The DEP will release that money once the project is done, with a caveat – the project must be completed within the next two years, which means the borough must scramble to find other sources of funding.

The projected cost is an estimate only, Kraska emphasized, a number that was derived in a short period of time in order to file the grant application before the state program expired.

The proposal sent to Trenton included plans for:

- new restrooms;

- new basketball court;

- new pavilion, including grills and game tables;

- new playground;

- splash pad similar to one at Park Avenue Park;

- new softball/baseball field; now overgrown by weeds; it used to be the home field of the Somerville High School Pioneers baseball team;

- new community garden;

- improvements to the greenway trail.

Longtime resident Art Adair wants a new pool, referring to the filled-in pool as a “fountain of youth” for he and friends now in their 70s who swam in the original pool when younger; Adair said the pool was built in 1936 as a Work Progress Administration project.

Formally known as Chambres Park, several improvements have already been made.

For starters, the concrete swimming pool has been reduced to rubble, filled in and the ground regarded; the basketball court has been repaved and will be relined, with new nets installed next week.

 “One of my main goals this year has been to get that park back open and usable,” Kraska said. He moderated a meeting late last year at St. Paul’s Church to solicit ideas for improvements to the park from residents.

Kraska said the application sent to the DEP contained many of the ideas discussed at that meeting.

The expense of the rehabilitation outstrips the borough’s abilities to pay for labor, materials and professional engineering and planning services, according to Councilman Dennis Sullivan.

Kraska, who was on the Somerville High School Pioneers baseball team that played its home games on the field, said the borough will need to get creative and seek partners to help finance the project, mentioning Somerville High School as one possibility. Selling naming rights to the field to an area business is another. There are also other local and state government and corporate grant programs, including Major League baseball.

Kraska said the borough’s Recreation Department has committed to funding a portion of the planned upgrades from its trust account, but has not determined the amount.

“We’re working with other organizations to get more funding so that we don’t have to do it on the backs of the taxpayers,” Kraska said.

At one time a vital component of the borough’s recreation program, Southside has fallen on hard times.

The park has been closed and off limits for several years after a nearby treatment plant broke down, spewing sewage onto the playing fields alongside the Peter Brook, which flows into the nearby Raritan River.

The faulty valve system has since been repaired, enabling the plant alongside the Raritan River to handle the extra flow in the system, caused by floodwater runoff entering the sewer line.

The equipment upgrade has stopped the backup of sewage on the property; several years of rainfall and flooding in the low-lying area of the borough has cleansed the area of any contaminants, according to Kraska.

The Somerset Raritan Valley Sewage Authority is designing an overflow treatment plant that will be built on the site of the existing plant, according to Kraska. The $18-20M facility will handle and treat the excess capacity generated by flood runoff during storms, providing a permanent solution. Work has yet to begin.

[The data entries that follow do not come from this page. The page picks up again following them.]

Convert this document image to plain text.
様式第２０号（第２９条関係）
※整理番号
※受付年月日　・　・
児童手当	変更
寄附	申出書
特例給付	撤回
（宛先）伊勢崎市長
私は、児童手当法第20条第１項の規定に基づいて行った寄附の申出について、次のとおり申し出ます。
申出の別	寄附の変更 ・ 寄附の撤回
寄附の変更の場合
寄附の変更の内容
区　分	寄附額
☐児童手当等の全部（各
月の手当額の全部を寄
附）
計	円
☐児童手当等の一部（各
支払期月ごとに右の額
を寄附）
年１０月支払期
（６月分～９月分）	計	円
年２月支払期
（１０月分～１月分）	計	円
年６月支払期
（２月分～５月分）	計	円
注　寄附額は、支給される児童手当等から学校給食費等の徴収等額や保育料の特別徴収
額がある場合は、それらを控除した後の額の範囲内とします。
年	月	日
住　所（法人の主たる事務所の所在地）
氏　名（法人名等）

The borough’s Department of Public Works continues to maintain the park, keeping the grass cut and removing litter; but the forced closure has taken its toll.

 “I can’t make promises as to what will be done, but this once thriving park and the residents of Somerville deserve to have this facility cleaned up and brought back,” he said.

Looking ahead to a time when the park is restored, Councilman Dennis Sullivan said “This is one ribbon I’d love to cut.”

Kraska said he expects to hold another meeting in late August to refine the list of improvements.